Squash, Cheddar and Thyme Soup

I made a huge batch of this soup the other day for a charity event, and I thought I’d share the recipe with you all. If you, like me, have a ridiculous number of tromboncino squashes (among others!) then it’s a really good way of using them up. I particularly like it with the tromboncino as I find them quite mild in flavour, so the cheddar and thyme really help to lift them.

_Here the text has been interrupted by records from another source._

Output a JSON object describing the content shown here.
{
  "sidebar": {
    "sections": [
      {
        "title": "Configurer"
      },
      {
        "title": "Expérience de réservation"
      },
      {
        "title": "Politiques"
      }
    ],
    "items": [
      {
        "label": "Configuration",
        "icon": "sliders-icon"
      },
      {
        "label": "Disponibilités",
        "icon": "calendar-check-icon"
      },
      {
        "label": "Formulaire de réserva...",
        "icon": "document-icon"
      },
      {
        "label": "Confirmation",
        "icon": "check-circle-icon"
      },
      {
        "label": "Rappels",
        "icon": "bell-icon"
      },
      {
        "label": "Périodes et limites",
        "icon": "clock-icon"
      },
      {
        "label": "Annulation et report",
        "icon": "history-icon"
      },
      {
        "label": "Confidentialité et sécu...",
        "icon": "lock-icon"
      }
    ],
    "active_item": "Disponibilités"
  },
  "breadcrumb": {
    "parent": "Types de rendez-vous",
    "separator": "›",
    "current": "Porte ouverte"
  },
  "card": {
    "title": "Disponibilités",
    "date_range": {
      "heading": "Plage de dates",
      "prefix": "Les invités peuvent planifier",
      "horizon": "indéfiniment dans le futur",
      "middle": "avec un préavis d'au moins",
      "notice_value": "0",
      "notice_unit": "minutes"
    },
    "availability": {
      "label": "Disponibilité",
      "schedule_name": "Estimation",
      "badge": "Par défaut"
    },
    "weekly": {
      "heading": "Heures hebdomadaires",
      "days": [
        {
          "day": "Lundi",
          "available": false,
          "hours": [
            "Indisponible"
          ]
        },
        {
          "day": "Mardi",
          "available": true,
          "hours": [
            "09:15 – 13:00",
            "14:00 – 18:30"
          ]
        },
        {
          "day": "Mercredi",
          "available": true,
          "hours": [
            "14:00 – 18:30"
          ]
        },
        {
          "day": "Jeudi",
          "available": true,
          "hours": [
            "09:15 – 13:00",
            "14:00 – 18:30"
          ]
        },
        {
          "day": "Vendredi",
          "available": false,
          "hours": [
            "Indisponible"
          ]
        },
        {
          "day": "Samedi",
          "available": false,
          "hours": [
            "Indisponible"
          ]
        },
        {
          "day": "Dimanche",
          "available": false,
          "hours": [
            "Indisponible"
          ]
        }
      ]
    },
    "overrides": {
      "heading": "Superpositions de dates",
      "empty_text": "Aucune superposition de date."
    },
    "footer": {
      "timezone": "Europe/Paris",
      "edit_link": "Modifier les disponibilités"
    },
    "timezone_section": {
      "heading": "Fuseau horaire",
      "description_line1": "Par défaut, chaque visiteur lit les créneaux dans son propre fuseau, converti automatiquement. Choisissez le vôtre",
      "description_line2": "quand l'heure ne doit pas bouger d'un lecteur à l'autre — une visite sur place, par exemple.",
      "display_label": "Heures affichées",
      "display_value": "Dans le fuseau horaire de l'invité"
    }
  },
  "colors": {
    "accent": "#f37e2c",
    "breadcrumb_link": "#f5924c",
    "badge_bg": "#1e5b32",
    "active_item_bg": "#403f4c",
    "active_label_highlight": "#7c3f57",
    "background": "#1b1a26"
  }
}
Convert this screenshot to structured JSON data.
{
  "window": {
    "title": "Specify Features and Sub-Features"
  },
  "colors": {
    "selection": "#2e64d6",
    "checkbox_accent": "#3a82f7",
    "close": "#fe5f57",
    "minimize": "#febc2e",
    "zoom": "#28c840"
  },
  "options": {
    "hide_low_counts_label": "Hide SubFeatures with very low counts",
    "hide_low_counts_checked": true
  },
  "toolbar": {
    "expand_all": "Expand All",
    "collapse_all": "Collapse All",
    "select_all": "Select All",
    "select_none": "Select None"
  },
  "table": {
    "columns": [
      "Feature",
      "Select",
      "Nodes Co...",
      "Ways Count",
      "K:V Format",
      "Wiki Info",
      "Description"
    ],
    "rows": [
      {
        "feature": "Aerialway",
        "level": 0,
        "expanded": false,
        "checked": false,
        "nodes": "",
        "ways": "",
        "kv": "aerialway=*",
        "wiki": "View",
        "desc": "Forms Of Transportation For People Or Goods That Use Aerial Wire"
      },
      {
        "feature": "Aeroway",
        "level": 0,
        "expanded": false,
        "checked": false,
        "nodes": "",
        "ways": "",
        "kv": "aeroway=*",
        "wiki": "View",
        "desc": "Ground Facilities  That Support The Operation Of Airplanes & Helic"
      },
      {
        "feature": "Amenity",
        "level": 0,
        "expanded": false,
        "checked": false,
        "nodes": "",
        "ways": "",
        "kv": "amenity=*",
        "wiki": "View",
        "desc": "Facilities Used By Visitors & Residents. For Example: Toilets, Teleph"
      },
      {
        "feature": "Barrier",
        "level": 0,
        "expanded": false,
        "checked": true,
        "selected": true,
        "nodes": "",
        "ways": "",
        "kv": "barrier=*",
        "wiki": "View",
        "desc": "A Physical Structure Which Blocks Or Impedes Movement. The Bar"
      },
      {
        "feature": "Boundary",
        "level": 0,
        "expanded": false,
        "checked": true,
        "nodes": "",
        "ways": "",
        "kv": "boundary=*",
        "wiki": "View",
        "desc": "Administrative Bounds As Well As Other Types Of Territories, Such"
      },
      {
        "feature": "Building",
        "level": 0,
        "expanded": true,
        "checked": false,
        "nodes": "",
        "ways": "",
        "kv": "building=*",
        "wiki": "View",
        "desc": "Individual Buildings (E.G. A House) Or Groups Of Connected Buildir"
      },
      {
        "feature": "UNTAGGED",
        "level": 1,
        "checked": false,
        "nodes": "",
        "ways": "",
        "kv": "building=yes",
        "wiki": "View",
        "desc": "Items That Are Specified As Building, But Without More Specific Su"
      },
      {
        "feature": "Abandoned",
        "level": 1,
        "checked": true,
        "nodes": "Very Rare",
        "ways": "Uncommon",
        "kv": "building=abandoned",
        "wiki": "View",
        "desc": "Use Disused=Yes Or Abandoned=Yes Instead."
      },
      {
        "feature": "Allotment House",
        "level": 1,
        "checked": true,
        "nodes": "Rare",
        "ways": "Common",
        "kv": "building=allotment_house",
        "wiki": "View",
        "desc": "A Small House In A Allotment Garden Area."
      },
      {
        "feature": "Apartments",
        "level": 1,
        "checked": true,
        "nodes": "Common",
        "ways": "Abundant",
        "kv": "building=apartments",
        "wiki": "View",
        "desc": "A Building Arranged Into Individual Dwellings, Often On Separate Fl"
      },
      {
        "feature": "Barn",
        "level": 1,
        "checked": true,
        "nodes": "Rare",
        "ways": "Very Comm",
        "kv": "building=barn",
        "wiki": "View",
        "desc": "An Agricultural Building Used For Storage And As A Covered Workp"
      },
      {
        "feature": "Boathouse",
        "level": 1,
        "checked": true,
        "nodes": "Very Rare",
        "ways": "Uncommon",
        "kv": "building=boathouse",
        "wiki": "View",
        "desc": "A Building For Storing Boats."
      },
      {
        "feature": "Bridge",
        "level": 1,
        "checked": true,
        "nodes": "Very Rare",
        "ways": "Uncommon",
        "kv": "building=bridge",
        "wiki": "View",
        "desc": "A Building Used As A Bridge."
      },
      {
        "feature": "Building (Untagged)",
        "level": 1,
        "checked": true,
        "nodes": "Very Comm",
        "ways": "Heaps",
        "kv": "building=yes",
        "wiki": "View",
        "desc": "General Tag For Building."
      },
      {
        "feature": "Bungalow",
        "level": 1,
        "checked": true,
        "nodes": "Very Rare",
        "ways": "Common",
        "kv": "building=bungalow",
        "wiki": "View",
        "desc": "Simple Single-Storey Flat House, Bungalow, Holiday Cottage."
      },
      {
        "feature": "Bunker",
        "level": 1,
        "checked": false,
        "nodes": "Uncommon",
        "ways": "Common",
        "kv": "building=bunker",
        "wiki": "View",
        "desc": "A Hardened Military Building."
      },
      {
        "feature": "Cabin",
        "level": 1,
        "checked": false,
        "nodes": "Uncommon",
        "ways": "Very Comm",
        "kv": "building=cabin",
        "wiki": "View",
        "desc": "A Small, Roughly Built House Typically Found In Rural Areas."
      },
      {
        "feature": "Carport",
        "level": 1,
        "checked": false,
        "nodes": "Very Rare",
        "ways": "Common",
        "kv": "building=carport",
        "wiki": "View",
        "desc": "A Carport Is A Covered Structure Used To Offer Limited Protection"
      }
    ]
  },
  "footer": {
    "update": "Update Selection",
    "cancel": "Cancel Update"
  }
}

  • 1 squash weighing approx 1.5kg, peeled, deseeded and chopped into chunks
  • 2 medium onions, chopped
  • Handful of fresh thyme leaves (picked off the stalk)
  • 150g cheddar, grated
  • Veg stock (I use stock cubes)
  • Knob of butter
  • Splash of single cream


  1. First, put the squash in a roasting pan, drizzle oil over them and season with salt before roasting them for approx 30-40 mins at 200c. You want them to be soft enough to easily slide a knife into, but not turning brown at the edges.
  2. Once the squash is roasted, remove from the oven.
  3. Warm some oil and a knob of butter in a heavy based pan. Add the onion and gently cook until the onion is translucent, but not brown.
  4. Once the onion is translucent, add the squash and cover with veg stock.
  5. Bring to the boil and simmer for 10-15 minutes.
  6. Remove from the heat, add half the thyme leaves and use a blender to liquidise the soup.
  7. Add the cheddar and return to a low heat. Whisk until the cheese has fully melted into the soup.
  8. Add a splash of cream, season with sea salt and add the final half of thyme leaves and serve.